The tears didn't just stop with Ruby. People she'd never met saw her story on local news and showed up on the route to support her. Her little brother walked most of the distance by her side. Family friends joined her throughout the 24-hour trek. Even her boss and former math teacher came out to walk a stretch.
And naturally, her mother was also swept up in the emotion of the accomplishment.
"I don't think she realized how strong she was and what it would mean to not only her, but the people in our community," said Julie, her voice starting to crack. "So many people embraced her and what she was doing. Diabetes can be so isolating. I hope she saw how much she is loved."
Ruby was able to get through her 100K journey with the help of her mom, her Nana, and her t:slim X2 insulin pump.
Ruby uses the t:slim X2™ insulin pump with Control-IQ® technology. And even though she's been living with type 1 for eight years, and her mother is a nurse, she still came prepared for whatever her T1D was going to throw at her during her walk.
Fortunately, it was never an issue. She used the Exercise Activity feature within Control-IQ technology. And while fatigue and blisters were obstacles, her T1D wasn't.
"Control-IQ technology helped so much," Ruby said. "I didn't even have to worry about my numbers. I've probably never had such perfect blood sugar in my life. Thank God it was on the day when I was walking 100K. If those had been off, the whole day could have gone wonky."
Added Julie: "Tandem has exponentially changed our lives. Ruby has more consistent management and the lows have been drastically reduced and less severe."
Two weeks after completing her trek, Ruby posted on social media that she still hadn't come to terms with the weight of her accomplishment. When she talked with us two months after that, she still couldn't completely grasp what she'd done.
"I'm not sure I ever will," she said with a smile. "It's crazy."
She remembers approaching the finish line and hearing a chorus of fire truck sirens. Children with type 1 held up signs of encouragement. Even the mayor had to fight through local media just to offer a word of congratulations.
"I definitely wanted to inspire my community, but I don't think I knew how much I'd inspire them," she said. "I've always been the go-to kid with diabetes in our community and younger children would look to me for advice. To see some of them holding up signs and crying when I walked by, I kind of lost it.
"It was an experience I'm never going to forget."
Congratulations on your amazing accomplishment, Ruby. Thank you for letting us tell your inspirational story for National Diabetes Awareness month.

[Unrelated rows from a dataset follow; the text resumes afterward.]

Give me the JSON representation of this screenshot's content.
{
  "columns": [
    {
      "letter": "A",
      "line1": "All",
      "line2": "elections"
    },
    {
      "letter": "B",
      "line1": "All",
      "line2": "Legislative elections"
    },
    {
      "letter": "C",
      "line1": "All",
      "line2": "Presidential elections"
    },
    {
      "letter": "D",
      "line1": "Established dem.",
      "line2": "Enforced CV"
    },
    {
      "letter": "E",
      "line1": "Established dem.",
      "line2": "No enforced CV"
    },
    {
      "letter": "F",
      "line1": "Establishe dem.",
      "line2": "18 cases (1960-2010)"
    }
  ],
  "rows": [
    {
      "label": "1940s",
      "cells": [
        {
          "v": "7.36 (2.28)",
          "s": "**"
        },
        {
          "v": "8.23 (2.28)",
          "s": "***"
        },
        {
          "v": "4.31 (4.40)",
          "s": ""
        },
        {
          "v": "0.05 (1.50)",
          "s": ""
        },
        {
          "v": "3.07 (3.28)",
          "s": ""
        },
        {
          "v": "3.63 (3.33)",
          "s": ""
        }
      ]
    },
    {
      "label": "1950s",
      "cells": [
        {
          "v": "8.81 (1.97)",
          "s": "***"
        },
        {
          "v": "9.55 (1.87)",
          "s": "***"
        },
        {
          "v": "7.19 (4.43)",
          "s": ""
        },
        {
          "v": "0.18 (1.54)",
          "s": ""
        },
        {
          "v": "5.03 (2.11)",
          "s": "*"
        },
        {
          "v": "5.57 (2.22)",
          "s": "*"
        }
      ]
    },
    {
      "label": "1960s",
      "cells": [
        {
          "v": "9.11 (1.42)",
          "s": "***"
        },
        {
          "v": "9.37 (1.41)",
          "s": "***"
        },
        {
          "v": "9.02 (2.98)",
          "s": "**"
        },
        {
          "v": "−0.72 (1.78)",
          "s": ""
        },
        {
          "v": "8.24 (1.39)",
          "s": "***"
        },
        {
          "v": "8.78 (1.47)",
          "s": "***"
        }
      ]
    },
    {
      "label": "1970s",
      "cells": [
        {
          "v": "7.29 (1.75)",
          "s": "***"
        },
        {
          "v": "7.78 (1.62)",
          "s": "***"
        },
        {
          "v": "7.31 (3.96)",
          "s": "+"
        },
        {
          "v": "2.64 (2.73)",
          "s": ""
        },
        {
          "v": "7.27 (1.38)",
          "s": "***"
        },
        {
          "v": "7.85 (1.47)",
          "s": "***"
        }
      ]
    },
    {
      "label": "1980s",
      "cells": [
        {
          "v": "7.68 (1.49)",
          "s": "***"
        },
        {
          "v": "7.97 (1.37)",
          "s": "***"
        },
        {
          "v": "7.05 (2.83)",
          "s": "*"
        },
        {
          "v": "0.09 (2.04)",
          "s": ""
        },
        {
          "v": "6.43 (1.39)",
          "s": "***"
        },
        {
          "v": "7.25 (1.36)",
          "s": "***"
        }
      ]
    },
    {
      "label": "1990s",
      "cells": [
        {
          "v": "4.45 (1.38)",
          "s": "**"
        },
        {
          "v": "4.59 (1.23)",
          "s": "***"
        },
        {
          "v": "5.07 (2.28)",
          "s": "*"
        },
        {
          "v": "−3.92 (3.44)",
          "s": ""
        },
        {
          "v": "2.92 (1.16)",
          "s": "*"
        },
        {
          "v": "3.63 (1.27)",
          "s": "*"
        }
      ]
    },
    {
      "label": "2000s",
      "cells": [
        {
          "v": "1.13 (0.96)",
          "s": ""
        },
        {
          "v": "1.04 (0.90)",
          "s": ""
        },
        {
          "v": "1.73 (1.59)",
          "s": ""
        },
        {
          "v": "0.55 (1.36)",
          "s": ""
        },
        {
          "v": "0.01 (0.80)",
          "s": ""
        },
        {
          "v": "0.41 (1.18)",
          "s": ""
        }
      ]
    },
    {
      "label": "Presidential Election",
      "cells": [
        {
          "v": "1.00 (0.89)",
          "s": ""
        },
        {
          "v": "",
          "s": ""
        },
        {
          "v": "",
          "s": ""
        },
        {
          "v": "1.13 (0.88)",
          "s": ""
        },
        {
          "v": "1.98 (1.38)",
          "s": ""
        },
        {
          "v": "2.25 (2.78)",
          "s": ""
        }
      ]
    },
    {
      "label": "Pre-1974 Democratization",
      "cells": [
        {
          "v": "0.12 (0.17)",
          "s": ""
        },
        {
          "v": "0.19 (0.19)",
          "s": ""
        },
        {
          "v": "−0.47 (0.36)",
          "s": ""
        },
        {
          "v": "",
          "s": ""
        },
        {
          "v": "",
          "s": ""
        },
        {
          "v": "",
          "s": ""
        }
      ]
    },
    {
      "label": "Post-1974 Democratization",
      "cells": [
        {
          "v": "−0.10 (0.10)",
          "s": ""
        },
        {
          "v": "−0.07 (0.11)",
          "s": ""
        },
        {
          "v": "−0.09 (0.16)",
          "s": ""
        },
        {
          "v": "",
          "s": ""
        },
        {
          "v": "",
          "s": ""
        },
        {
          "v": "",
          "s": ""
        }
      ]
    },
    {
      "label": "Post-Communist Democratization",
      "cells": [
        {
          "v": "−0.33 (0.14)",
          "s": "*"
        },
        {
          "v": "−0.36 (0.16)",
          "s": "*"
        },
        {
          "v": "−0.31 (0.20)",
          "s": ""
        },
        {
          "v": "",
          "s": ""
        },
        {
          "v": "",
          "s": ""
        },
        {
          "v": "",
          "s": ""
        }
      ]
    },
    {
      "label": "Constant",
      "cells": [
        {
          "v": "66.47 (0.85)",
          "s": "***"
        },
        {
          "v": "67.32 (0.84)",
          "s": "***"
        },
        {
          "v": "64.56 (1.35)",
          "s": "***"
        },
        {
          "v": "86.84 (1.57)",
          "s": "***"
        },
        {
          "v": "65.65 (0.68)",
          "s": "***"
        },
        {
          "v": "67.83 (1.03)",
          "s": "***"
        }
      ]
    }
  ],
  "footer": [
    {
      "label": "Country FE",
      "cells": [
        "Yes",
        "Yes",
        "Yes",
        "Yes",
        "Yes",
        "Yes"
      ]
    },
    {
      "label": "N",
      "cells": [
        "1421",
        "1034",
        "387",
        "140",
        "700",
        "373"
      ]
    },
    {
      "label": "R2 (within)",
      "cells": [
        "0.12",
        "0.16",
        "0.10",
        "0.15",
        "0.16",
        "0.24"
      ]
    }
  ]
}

From time to time, we may pass along suggestions, tips, or information about other Tandem insulin pump user experiences or approaches to the management of diabetes. Please note, however, individual symptoms, situations, circumstances, and results may vary. Please consult your physician or qualified healthcare provider regarding your condition and appropriate medical treatment. Please read the Important Safety Information before using a Tandem Diabetes Care product.

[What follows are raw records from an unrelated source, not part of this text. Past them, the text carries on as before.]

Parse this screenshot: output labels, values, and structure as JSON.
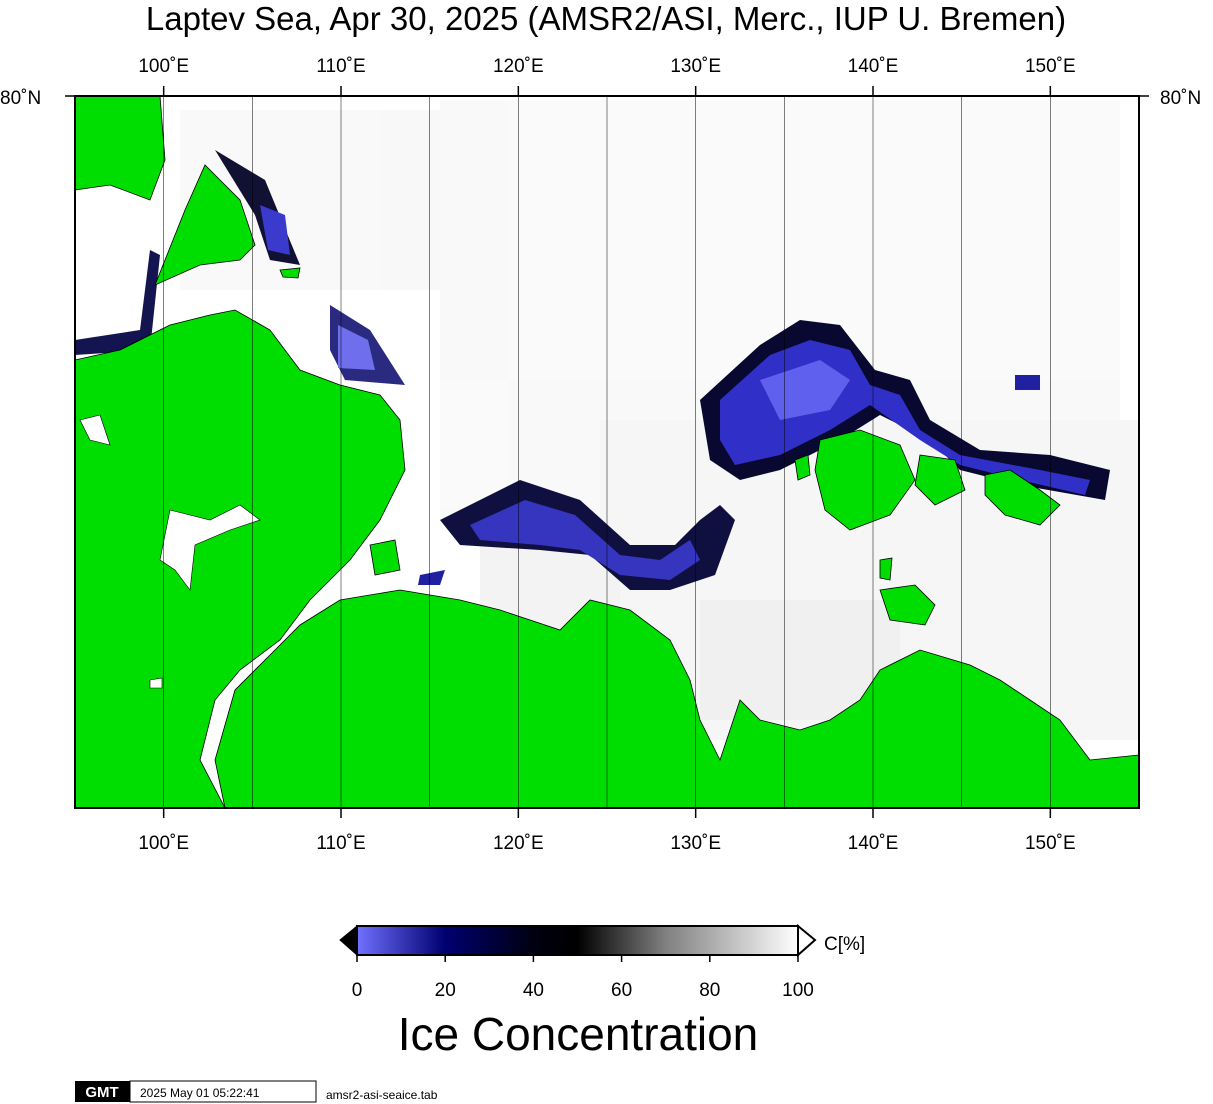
{
  "title": "Laptev Sea, Apr 30, 2025 (AMSR2/ASI, Merc., IUP U. Bremen)",
  "map": {
    "projection": "Merc.",
    "lon_range": [
      95,
      155
    ],
    "land_color": "#00dd00",
    "grid_color": "#000000",
    "lon_ticks": [
      {
        "lon": 100,
        "label": "100˚E"
      },
      {
        "lon": 110,
        "label": "110˚E"
      },
      {
        "lon": 120,
        "label": "120˚E"
      },
      {
        "lon": 130,
        "label": "130˚E"
      },
      {
        "lon": 140,
        "label": "140˚E"
      },
      {
        "lon": 150,
        "label": "150˚E"
      }
    ],
    "lat_label_left": "80˚N",
    "lat_label_right": "80˚N",
    "gridline_lons": [
      100,
      105,
      110,
      115,
      120,
      125,
      130,
      135,
      140,
      145,
      150
    ]
  },
  "colorbar": {
    "unit_label": "C[%]",
    "title": "Ice Concentration",
    "ticks": [
      "0",
      "20",
      "40",
      "60",
      "80",
      "100"
    ],
    "stops": [
      {
        "value": 0,
        "color": "#7070ff"
      },
      {
        "value": 20,
        "color": "#000070"
      },
      {
        "value": 40,
        "color": "#000010"
      },
      {
        "value": 50,
        "color": "#000000"
      },
      {
        "value": 70,
        "color": "#808080"
      },
      {
        "value": 100,
        "color": "#ffffff"
      }
    ]
  },
  "footer": {
    "logo_text": "GMT",
    "timestamp": "2025 May 01 05:22:41",
    "source_file": "amsr2-asi-seaice.tab"
  }
}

Even with advanced systems such as the t:slim X2 insulin pump with Control-IQ technology, users are still responsible for actively managing their diabetes. Control-IQ technology does not prevent all high and low blood glucose events. The system is designed to help reduce glucose variability, but it requires that users accurately input information, such as meals and periods of sleep or exercise. Control-IQ technology will not function as intended unless all system components, including CGM, infusion sets and pump cartridges, are used as instructed. Importantly, the system cannot adjust insulin dosing if the pump is not receiving CGM readings. Since there are situations and emergencies that the system may not be capable of identifying or addressing, users should always pay attention to their symptoms and treat accordingly.